I’m getting somewhere. “It’s not uncommon for colleagues to discuss a patient’s case.”
“You’re not my colleague,” Frederick retorts.
“Only because I find this whole field boring, and to be honest, I’m overqualified for your job.” And then I add, “I could’ve withheld what happened with Scott and offered you a deal, to trade that for information about Daisy, but I did the noble thing. And right now, you’re telling me the noble thing has no rewards.” Then maybe I should revert to immoral tactics.
Frederick hesitates for a second before he concedes. “I want to put her on medication…but I can’t pick the right one if I’m not absolutely positive of all her symptoms and what they’re pointing me to. She’s been given pills that only treat a portion of what’s wrong with her, and they exacerbate her other issues…” He rests both hands on his desk and shakes his head. “I can’t tell, without absolute certainty, if she’s manic depressive or not.” He can’t discern whether her highs are really highs.
“Being around her for years, I can tell you that her bursts of energy are fronts.
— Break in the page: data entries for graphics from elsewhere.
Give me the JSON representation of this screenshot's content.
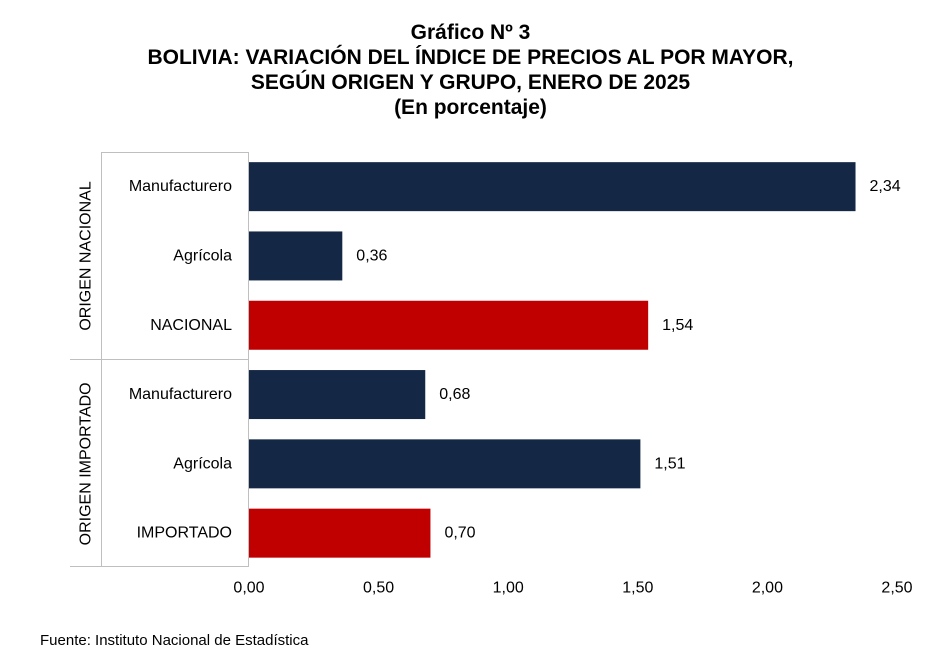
{
  "header": {
    "title": "Gráfico Nº 3",
    "subtitle_line1": "BOLIVIA: VARIACIÓN DEL ÍNDICE DE PRECIOS AL POR MAYOR,",
    "subtitle_line2": "SEGÚN ORIGEN Y GRUPO, ENERO DE 2025",
    "unit": "(En porcentaje)"
  },
  "source": "Fuente: Instituto Nacional de Estadística",
  "colors": {
    "group_bar": "#142846",
    "total_bar": "#c00000",
    "axis_line": "#bfbfbf"
  },
  "chart_data": {
    "type": "bar",
    "orientation": "horizontal",
    "groups": [
      {
        "name": "ORIGEN NACIONAL",
        "categories": [
          "Manufacturero",
          "Agrícola",
          "NACIONAL"
        ],
        "values": [
          2.34,
          0.36,
          1.54
        ],
        "kind": [
          "group",
          "group",
          "total"
        ]
      },
      {
        "name": "ORIGEN IMPORTADO",
        "categories": [
          "Manufacturero",
          "Agrícola",
          "IMPORTADO"
        ],
        "values": [
          0.68,
          1.51,
          0.7
        ],
        "kind": [
          "group",
          "group",
          "total"
        ]
      }
    ],
    "data_labels": [
      "2,34",
      "0,36",
      "1,54",
      "0,68",
      "1,51",
      "0,70"
    ],
    "xlim": [
      0,
      2.5
    ],
    "xticks": [
      0,
      0.5,
      1.0,
      1.5,
      2.0,
      2.5
    ],
    "xtick_labels": [
      "0,00",
      "0,50",
      "1,00",
      "1,50",
      "2,00",
      "2,50"
    ],
    "grid": false,
    "legend": "none"
  }
}
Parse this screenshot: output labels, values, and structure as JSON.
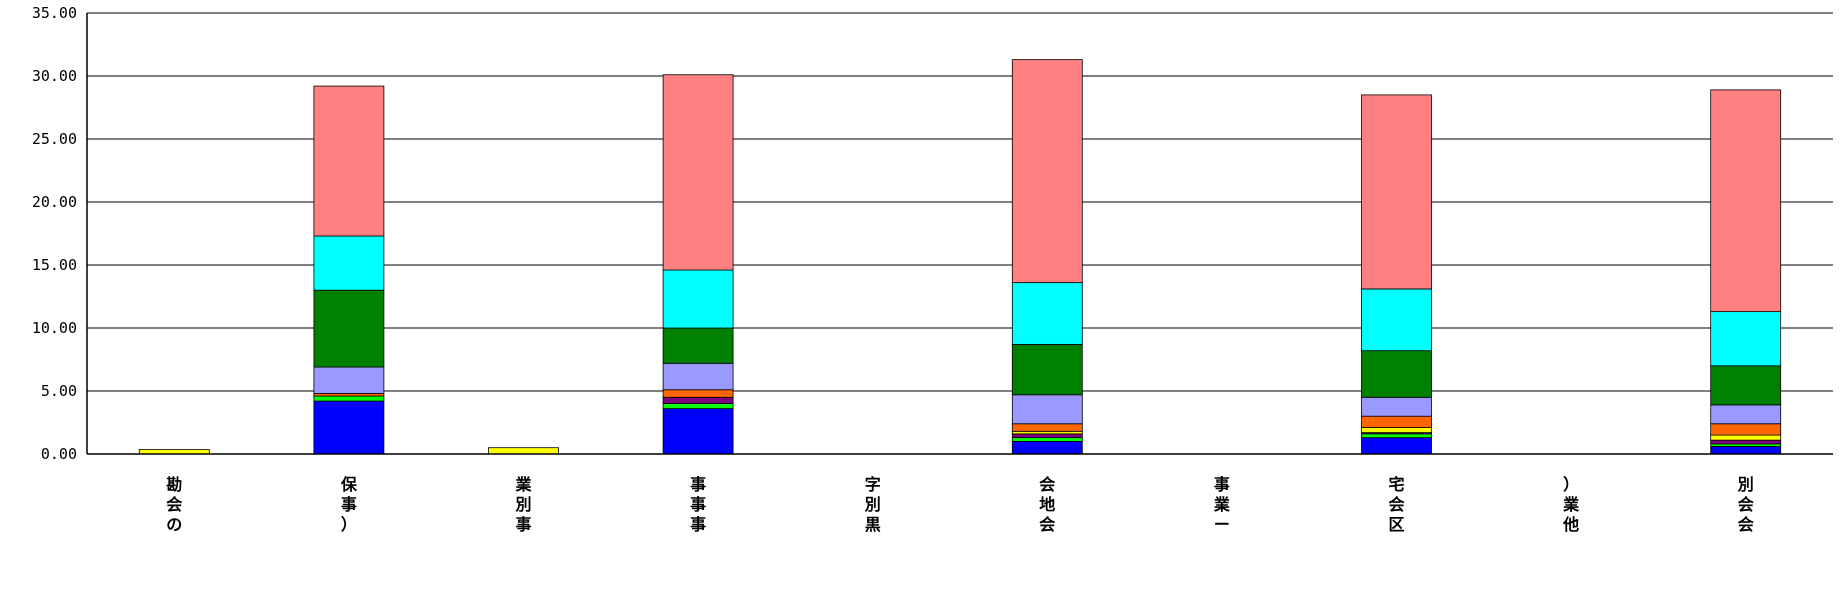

It’s not real, Frederick. It’s a façade. She’s not bipolar.”
Frederick isn’t so sure.
I realize that he’s not far into her case yet. He’s stuck at the beginning. I rise, lifting Jane in my arms. “Don’t watch her bounce around on television,” I advise. “Don’t look at her smiling in magazines. Daisy would rather trick herself into believing she’s okay than ruin the rest of our time worrying that she’s not.”
“And how do you know this?” he asks while I head to the door.
“I’ve mastered the art of hiding emotions.” She’s good, but she’s not better than me.
13
CONNOR COBALT
A marble chess set rests on our bed between us. Charcoal and ivory kings, queens, rooks, bishops, knights, and pawns line each side in correct order, the pieces like battlements and soldiers in combat.
Playing with Rose always seems like warfare. We never bring out board games to pass time. We play with stakes, so the loss feels like a loss and the win feels like a win. We play to achieve something greater.
Tonight is no different. If our pieces are captured, we have to remove an article of clothing or tell a truth.
I plan to have her naked.
She plans to have me stripped bare in other ways.
Three pawns removed, and I’m shirtless and she’s spilled two useless truths about middle school dances. Obviously, neither of us is obtaining what we desire.
I press my fingers to my lips, watching her shift on the bed. She knots the strap of her black silk robe tighter around her waist, hiding white lace lingerie that she only wears when she wants to tease me.